I've created an updated quota design document here: https://ext4.wiki.kernel.org/index.php/Design_For_1st_Class_Quota_in_Ext4 No major changes from last time. One new thing is a proposed (optional) change to the quota format, to use the 32-bit dqpb_pad field in the v2r1 on-disk quota structure as a 32-bit CRC of the quota entry. This would allow the quota system to detect corrupted quota entries. Jan, what do you think? - Ted --
Hi, It might be reasonable to checksum dquots so that we get closer to all-metadata-are-checksummed state. I'm just thinking whether checksumming each dquot is so useful. For example OCFS2 checksums each quota block. That has an advantage that also quota file tree blocks and headers are protected. Also it's possible to use the generic block checksumming framework in JBD2 for this case. OTOH ext4 seems to have chosen to checksum each group descriptor individually so checksumming each dquot structure would seem more consistent. So I don't have a strong opinion which checksumming scheme should be chosen. I just wanted to point out that there's another reasonable option. Generic quota code can easily handle both (including leaving some bytes at the end of each block for checksums as it does for OCFS2 now). Honza -- Jan Kara <jack@suse.cz> SUSE Labs, CR --
Well, the reason why I suggested just checksuming the each quota entry is that it was the simplest thing to do, and wouldn't require making huge changes to the rest of the quota_tree code. It also means we don't need to do any kind of special locking to make sure there isn't another process modifying another quota entry in the same block at the same time that we are calculating the per-block checksum --- i.e., I assume OCFS2 is just using dqdh_pad2 or dqdh_pad1 for its checksum? - Ted --
With metadata which get journaled it should be quite easy.
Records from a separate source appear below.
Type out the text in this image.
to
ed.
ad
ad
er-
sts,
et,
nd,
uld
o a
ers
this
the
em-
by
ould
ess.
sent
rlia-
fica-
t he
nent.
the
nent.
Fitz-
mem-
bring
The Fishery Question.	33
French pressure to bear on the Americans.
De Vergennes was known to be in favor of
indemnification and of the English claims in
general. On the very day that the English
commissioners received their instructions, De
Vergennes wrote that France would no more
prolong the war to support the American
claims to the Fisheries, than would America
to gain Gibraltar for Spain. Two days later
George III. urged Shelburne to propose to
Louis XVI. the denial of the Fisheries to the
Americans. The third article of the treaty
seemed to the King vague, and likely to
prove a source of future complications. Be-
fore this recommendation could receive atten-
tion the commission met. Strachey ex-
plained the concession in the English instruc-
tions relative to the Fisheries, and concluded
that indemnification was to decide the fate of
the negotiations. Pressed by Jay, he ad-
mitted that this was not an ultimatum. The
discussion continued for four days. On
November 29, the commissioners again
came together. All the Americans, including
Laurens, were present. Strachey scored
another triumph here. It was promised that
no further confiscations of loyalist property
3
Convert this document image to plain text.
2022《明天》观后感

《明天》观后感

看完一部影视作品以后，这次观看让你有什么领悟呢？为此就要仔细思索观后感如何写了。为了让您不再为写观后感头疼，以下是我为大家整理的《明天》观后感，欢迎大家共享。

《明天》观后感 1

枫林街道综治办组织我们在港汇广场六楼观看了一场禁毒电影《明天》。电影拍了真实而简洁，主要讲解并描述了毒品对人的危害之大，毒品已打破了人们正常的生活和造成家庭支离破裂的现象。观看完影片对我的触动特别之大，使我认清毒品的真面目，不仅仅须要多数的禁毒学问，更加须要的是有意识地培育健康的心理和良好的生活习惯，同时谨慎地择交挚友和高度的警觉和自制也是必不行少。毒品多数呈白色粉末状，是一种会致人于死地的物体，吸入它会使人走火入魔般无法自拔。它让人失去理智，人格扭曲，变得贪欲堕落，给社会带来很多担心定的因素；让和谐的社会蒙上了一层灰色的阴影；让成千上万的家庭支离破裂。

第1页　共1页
JBD already must know before you go and modify buffer contents - that's why journal_get_write_access and friends exist. It also makes sure that your data cannot be modified from the moment the buffer enters commit upto the moment the commit is finished. So you can use buffer commit hook to compute No. quota_tree code sets info->dqi_usable_bs to something smaller than 1 << info->dqi_qtree_depth. Thus quota code leaves a few bytes in each block unused and ocfs2 stores there the checksum. Honza -- Jan Kara <jack@suse.cz> SUSE Labs, CR --
True, but we're also interested in making sure this feature can be
used in the non-journal case as well....
- Ted
--
Ah, I forgot about that... Doing per-block checksums in that case would be indeed more complicated. So computing checksum for each dquot is probably simpler. Honza -- Jan Kara <jack@suse.cz> SUSE Labs, CR --
Q:What is use case for that non-journal quota ? A: ASAIU answer will "GFS chunkservers" Are any chances that quota will be consistent with real space usage after any failure? Currently difference may be huge. BTW: ASAIU that it is not safe to use unclean fs in nojournal mode without explicit e2fsck. And ASAIU that is the reason why nojournal users use replication or any other redundancy mechanism to protect data and just throw away broken data after any failure on a single node. --